Mengenal Fase Oral pada Anak! Pentingnya Stimulasi dan Peran Orang Tua
- Sumber: https://www.freepik.com/free-photo/close-up-baby-crawling-learning-walk_23180512.htm#fromView=search&page=1&position=21&uuid=73927d41-d125-482f-ac08-abc0d7380a01&query=oral+baby
Lifestyle, VIVA Bali –Fase oral adalah salah satu tahap perkembangan psikoseksual yang dikemukakan oleh Sigmund Freud dalam teori psikologi perkembangan anak. Fase ini terjadi pada usia 0–18 bulan, ketika mulut menjadi pusat utama aktivitas dan kepuasan bayi. Pada masa ini, bayi cenderung mengeksplorasi lingkungan sekitarnya dengan cara mengisap, menggigit, menjilat, dan memasukkan benda ke dalam mulut. Kegiatan tersebut bukan hanya sekadar refleks alami, tapi juga cara bayi belajar mengenali dunia.

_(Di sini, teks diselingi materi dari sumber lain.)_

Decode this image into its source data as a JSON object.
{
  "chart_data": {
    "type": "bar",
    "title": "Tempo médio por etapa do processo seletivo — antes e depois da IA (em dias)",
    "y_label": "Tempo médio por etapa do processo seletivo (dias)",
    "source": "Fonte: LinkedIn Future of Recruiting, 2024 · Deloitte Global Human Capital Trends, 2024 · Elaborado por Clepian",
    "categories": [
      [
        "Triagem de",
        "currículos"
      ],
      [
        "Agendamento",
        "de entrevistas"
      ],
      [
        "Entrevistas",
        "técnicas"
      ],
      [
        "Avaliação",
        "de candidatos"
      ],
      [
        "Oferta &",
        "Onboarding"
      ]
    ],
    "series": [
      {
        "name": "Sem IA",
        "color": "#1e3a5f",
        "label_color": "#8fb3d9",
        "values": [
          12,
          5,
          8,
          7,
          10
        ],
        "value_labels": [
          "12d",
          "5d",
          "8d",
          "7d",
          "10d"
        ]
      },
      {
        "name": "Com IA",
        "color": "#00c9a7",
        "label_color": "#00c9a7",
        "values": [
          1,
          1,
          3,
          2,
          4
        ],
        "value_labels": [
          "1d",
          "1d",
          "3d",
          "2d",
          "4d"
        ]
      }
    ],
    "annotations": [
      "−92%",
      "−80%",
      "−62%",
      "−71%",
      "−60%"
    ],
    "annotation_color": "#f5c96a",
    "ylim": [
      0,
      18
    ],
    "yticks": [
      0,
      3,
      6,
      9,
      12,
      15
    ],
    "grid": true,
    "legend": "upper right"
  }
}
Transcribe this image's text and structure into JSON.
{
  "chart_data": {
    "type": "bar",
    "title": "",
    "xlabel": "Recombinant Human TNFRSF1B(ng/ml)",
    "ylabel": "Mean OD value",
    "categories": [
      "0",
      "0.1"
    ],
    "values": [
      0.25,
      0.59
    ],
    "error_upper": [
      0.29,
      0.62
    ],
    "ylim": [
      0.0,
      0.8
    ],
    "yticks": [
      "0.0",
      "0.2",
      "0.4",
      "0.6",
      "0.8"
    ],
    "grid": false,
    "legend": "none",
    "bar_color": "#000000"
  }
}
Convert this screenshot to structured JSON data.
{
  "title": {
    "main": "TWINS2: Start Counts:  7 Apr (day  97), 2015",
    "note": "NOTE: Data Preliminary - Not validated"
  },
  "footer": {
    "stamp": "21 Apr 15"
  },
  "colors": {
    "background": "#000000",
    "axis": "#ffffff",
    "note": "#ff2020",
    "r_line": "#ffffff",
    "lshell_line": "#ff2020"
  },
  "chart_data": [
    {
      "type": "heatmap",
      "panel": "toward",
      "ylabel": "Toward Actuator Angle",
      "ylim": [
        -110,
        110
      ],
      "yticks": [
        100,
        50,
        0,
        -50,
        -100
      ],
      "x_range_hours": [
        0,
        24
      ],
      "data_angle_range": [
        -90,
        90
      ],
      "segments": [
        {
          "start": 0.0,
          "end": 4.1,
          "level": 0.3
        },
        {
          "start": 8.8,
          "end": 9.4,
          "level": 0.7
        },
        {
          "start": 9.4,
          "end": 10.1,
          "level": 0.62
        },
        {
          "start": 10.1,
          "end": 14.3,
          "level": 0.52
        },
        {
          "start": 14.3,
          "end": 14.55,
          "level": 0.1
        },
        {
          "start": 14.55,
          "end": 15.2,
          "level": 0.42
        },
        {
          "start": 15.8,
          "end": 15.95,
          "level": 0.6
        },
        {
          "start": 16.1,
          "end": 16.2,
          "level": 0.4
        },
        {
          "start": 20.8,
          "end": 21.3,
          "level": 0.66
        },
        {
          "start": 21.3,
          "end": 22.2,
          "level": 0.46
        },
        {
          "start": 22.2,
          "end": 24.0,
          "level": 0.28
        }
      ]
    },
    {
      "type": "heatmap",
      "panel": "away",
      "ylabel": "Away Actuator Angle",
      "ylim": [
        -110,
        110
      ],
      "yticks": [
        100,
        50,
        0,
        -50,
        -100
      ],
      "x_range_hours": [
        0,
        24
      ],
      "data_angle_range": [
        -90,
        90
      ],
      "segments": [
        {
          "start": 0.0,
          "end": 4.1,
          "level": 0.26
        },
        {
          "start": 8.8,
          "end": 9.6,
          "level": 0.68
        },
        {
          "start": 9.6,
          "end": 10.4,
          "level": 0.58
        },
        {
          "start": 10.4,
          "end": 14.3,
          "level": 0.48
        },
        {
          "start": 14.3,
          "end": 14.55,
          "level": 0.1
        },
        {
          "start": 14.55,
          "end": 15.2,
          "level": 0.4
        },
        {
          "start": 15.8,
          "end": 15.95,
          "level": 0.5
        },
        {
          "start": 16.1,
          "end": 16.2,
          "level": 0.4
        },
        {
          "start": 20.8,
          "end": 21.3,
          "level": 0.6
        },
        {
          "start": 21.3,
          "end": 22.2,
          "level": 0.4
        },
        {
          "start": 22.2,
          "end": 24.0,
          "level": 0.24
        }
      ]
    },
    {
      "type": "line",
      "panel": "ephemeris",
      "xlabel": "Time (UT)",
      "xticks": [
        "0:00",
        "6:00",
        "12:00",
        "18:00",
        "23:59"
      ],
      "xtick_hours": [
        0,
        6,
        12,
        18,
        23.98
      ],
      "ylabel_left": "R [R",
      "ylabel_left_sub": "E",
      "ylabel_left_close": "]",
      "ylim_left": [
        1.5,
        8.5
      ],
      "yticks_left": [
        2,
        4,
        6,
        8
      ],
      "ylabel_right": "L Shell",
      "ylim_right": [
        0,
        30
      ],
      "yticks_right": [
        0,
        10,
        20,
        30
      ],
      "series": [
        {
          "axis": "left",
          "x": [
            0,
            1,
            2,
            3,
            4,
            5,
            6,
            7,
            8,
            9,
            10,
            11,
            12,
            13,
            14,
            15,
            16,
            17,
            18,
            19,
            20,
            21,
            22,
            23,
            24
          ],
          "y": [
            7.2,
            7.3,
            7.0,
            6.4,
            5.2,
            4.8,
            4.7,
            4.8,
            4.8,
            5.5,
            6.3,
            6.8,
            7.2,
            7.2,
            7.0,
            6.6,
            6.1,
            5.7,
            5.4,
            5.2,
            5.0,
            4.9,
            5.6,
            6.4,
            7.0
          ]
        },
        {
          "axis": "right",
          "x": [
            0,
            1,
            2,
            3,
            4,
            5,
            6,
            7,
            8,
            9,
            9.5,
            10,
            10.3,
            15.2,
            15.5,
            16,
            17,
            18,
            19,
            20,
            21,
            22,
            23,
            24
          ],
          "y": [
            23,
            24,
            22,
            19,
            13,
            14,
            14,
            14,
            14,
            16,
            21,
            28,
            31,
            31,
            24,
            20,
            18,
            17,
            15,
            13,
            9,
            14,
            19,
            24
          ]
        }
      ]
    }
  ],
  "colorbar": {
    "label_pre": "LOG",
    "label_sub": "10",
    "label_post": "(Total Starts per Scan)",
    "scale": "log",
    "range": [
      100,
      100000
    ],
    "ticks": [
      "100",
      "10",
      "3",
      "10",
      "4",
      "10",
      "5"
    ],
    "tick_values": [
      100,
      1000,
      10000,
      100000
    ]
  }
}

Mengisap ASI, dot, jari, atau mainan adalah bentuk nyata dari kebutuhan oral bayi yang bersifat naluriah. Aktivitas ini memberikan rasa nyaman, aman, dan ketenangan. Oleh karena itu, pemenuhan kebutuhan pada fase oral memiliki pengaruh besar terhadap perkembangan emosional dan psikologis anak di masa mendatang. Bayi yang tidak mendapatkan stimulasi dan kenyamanan cukup di fase ini berisiko mengalami gangguan emosional seperti kecemasan, ketergantungan, atau perilaku obsesif di kemudian hari.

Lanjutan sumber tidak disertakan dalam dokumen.